I agree that it's natural, but I think that the targets for identification shift over time and I don't think it's random.
Once you identify with something it becomes difficult to be objective about it. So discourse about technical tools is mostly emotion, however rational it pretends to be. That's why the core debates never end.
By the way, you can add version control systems to your list.
But do not program in COBOL if you can avoid it.
The Tao Of Programming verse 1.3
That is the TAO of COBOL - the mother of us all.
Book looks interesting, will check it out.
The large point is, regarding langugage/framework bashing, people put in so much time into a particular language. You almost have to buy into it. I guess some people just become zealots.
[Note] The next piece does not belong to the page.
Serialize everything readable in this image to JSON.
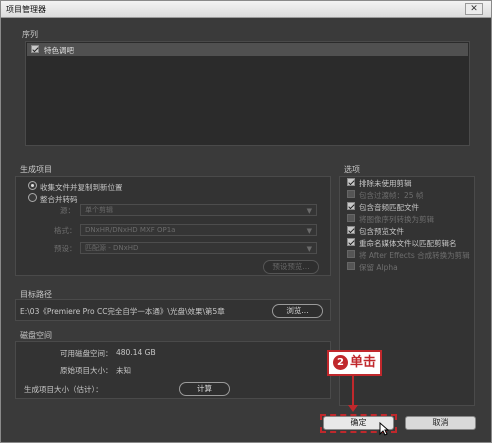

Having learned a bunch of languages myself i would recommend beginners to learn a language thoroughly before moving on. Otherwise you don't assimilate the style of a language and end up writing fortran in c, or c in c++. The qualitative differences between languages don't become obvious until you understand why their common style is what it is.
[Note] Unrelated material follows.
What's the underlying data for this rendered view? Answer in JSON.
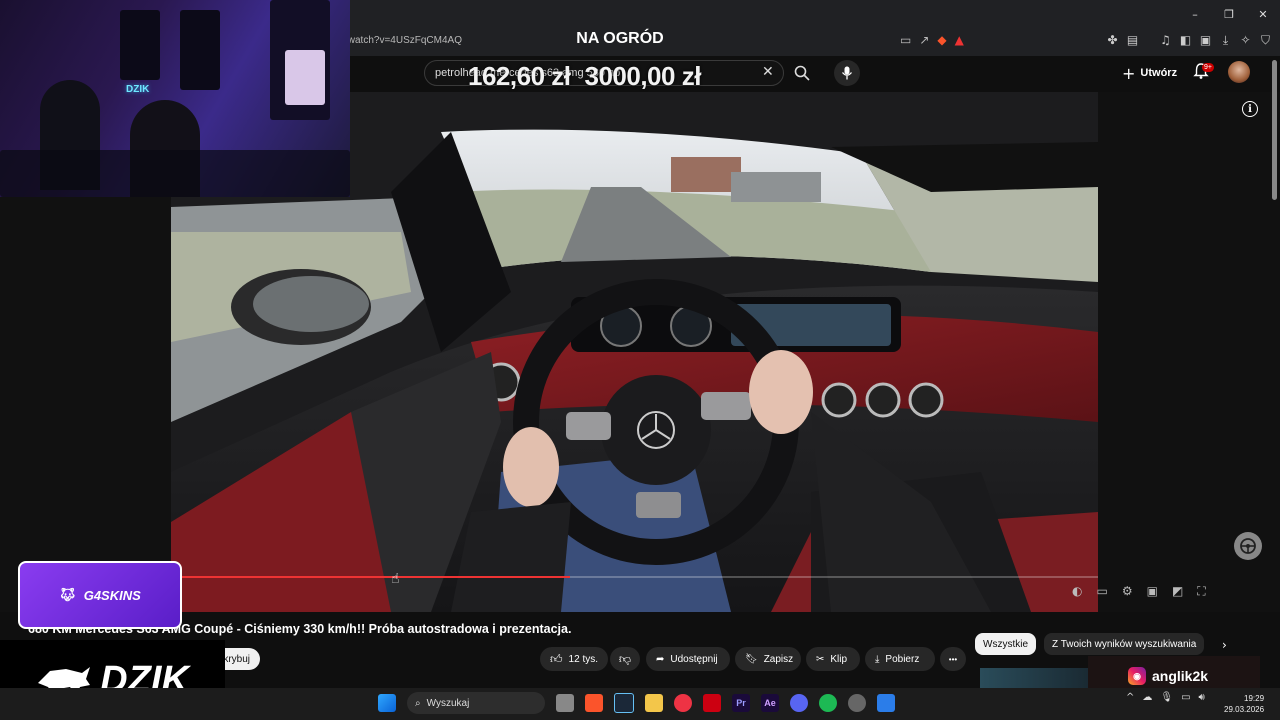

In death of the desktop, interface expert Aza Raskin mentioned that his computer has seven copies of the spellcheck program with seven slightly different implementations of the English language. Building a user interface based upon command sharing rather then bloated applications will ultimately benefit end users.
Now as to the manner of creation: you're reacting against the "just hack it together" philosophy of ghc. But the alternative in ghc's mind, I think, was people not creating anything for fear of not getting it right, or not knowing that building something for themselves is even a possibility. Sub-optimal creation is usually better than nothing, especially when nobody else has to use it.
Fitting stuff together is hard, especially now when we don't have good protocols. While we're working on those, telling people who just need to get stuff done to "wait until we figure some stuff out" is not acceptable. Those people (who may not even be "Programmers") and their products will still benefit from "fitting things together" to some degree that depends on the application (OS or fart app?), but that needs to be balanced against the need to actually finish at some point, all of which is in the service of some non-software need. They just need to get it done with whatever works, whether it's Haskell, PHP, or a spreadsheet. That, I think, is the point ghc was getting at.
If everybody uses whatever framework without concern for compatibility it will inevitably lead to enormous bloat. I have no problem with getting things done quickly to fulfill non-software needs. However, when it comes to software one of our most important needs is to reduce bloat by encouraging sharing.
"At some point, this has to stop. We, as a community, must grow to support the betterment of hacking by creating and encouraging creation; not by petty vitriol and conformism based on fashion."
We should be encouraging people to learn stuff before they attempt building it.